De repente, ouviu-se um barulho, uma espécie de ruído, um soar rouco vindo de
cima, no teto da cavidade. Safira não conseguiu identificar o que era, estava sem
sua lanterna e tudo se encontrava completamente escuro. Ela tentou se mover,
mas a mão esquerda, apoiada à parede ao seu lado, parecia ter sido engolida
pela gosma. Safira se desesperou, tentando livrar o braço daquela repulsa
asquerosa.
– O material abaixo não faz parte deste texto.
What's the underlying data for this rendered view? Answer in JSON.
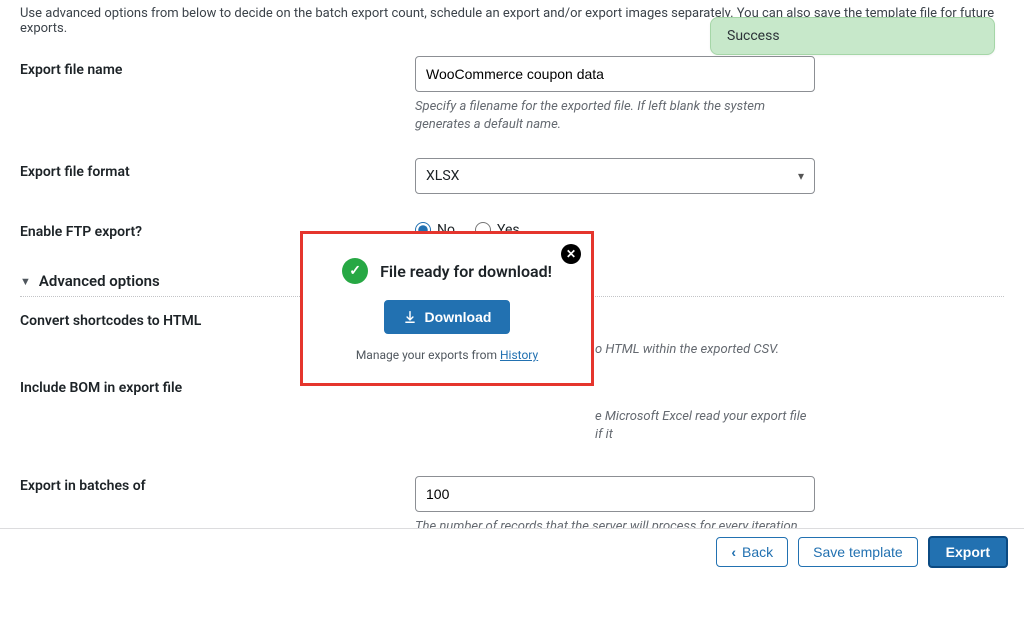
{
  "intro": "Use advanced options from below to decide on the batch export count, schedule an export and/or export images separately. You can also save the template file for future exports.",
  "toast": {
    "text": "Success"
  },
  "form": {
    "filename": {
      "label": "Export file name",
      "value": "WooCommerce coupon data",
      "help": "Specify a filename for the exported file. If left blank the system generates a default name."
    },
    "format": {
      "label": "Export file format",
      "value": "XLSX"
    },
    "ftp": {
      "label": "Enable FTP export?",
      "no": "No",
      "yes": "Yes",
      "selected": "no"
    }
  },
  "advanced": {
    "section_title": "Advanced options",
    "convert_shortcodes": {
      "label": "Convert shortcodes to HTML",
      "help_suffix": "o HTML within the exported CSV."
    },
    "include_bom": {
      "label": "Include BOM in export file",
      "help_suffix": "e Microsoft Excel read your export file if it"
    },
    "batches": {
      "label": "Export in batches of",
      "value": "100",
      "help": "The number of records that the server will process for every iteration within the configured timeout interval. If the export fails due to timeout you can lower this number accordingly and try again"
    }
  },
  "modal": {
    "title": "File ready for download!",
    "download_btn": "Download",
    "manage_prefix": "Manage your exports from ",
    "history_link": "History"
  },
  "footer": {
    "back": "Back",
    "save_template": "Save template",
    "export": "Export"
  }
}
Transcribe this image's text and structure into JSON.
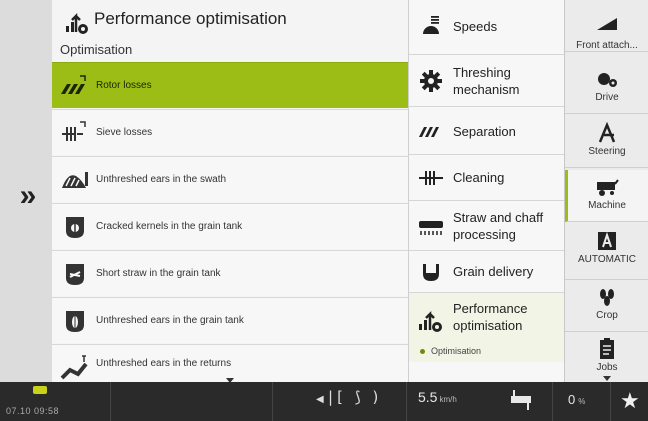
{
  "nav": {
    "expand_icon": "double-chevron-right-icon",
    "expand_glyph": "»"
  },
  "main": {
    "title": "Performance optimisation",
    "section_label": "Optimisation",
    "title_icon": "performance-optimisation-icon",
    "rows": [
      {
        "label": "Rotor losses",
        "icon": "rotor-losses-icon",
        "active": true
      },
      {
        "label": "Sieve losses",
        "icon": "sieve-losses-icon",
        "active": false
      },
      {
        "label": "Unthreshed ears in the swath",
        "icon": "ears-swath-icon",
        "active": false
      },
      {
        "label": "Cracked kernels in the grain tank",
        "icon": "grain-tank-cracked-icon",
        "active": false
      },
      {
        "label": "Short straw in the grain tank",
        "icon": "grain-tank-straw-icon",
        "active": false
      },
      {
        "label": "Unthreshed ears in the grain tank",
        "icon": "grain-tank-ears-icon",
        "active": false
      },
      {
        "label": "Unthreshed ears in the returns",
        "icon": "returns-icon",
        "active": false
      }
    ]
  },
  "menu": {
    "items": [
      {
        "label": "Speeds",
        "icon": "speeds-icon"
      },
      {
        "label": "Threshing mechanism",
        "icon": "threshing-gear-icon"
      },
      {
        "label": "Separation",
        "icon": "separation-icon"
      },
      {
        "label": "Cleaning",
        "icon": "cleaning-icon"
      },
      {
        "label": "Straw and chaff processing",
        "icon": "straw-chaff-icon"
      },
      {
        "label": "Grain delivery",
        "icon": "grain-delivery-icon"
      },
      {
        "label": "Performance optimisation",
        "icon": "performance-optimisation-icon",
        "sub": "Optimisation"
      }
    ]
  },
  "sidebar": {
    "items": [
      {
        "label": "Front attach...",
        "icon": "front-attachment-icon"
      },
      {
        "label": "Drive",
        "icon": "drive-icon"
      },
      {
        "label": "Steering",
        "icon": "steering-icon"
      },
      {
        "label": "Machine",
        "icon": "combine-machine-icon",
        "selected": true
      },
      {
        "label": "AUTOMATIC",
        "icon": "automatic-a-icon"
      },
      {
        "label": "Crop",
        "icon": "crop-icon"
      },
      {
        "label": "Jobs",
        "icon": "jobs-clipboard-icon"
      }
    ]
  },
  "status": {
    "clock": "07.10   09:58",
    "speed_value": "5.5",
    "speed_unit": "km/h",
    "percent_value": "0",
    "percent_unit": "%",
    "star_glyph": "★",
    "nav_arrow_glyph": "◀",
    "center_ctl_glyph": "|[ ⟆ )"
  },
  "colors": {
    "accent": "#9cbd16",
    "bar": "#2a2a2a"
  }
}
Ela fez tanta força que conseguiu livrar seu braço, mas indo de
encontro ao chão, onde topou com algo familiar; sua lanterna. Safira tentou
alcançar o objeto, apenas para perceber que agora seu corpo inteiro ao chão era
tomado pela gosma, e o ruído que havia ouvido antes, tornou-se mais alto,
ensurdecedor, era como um grito de desespero, e a gosma continuava engolindo
seu corpo. Safira conseguiu alcançar sua lanterna, e quando a acendeu, foi
tomada pelo tormento, pois a cena que viu foi aterrorizante.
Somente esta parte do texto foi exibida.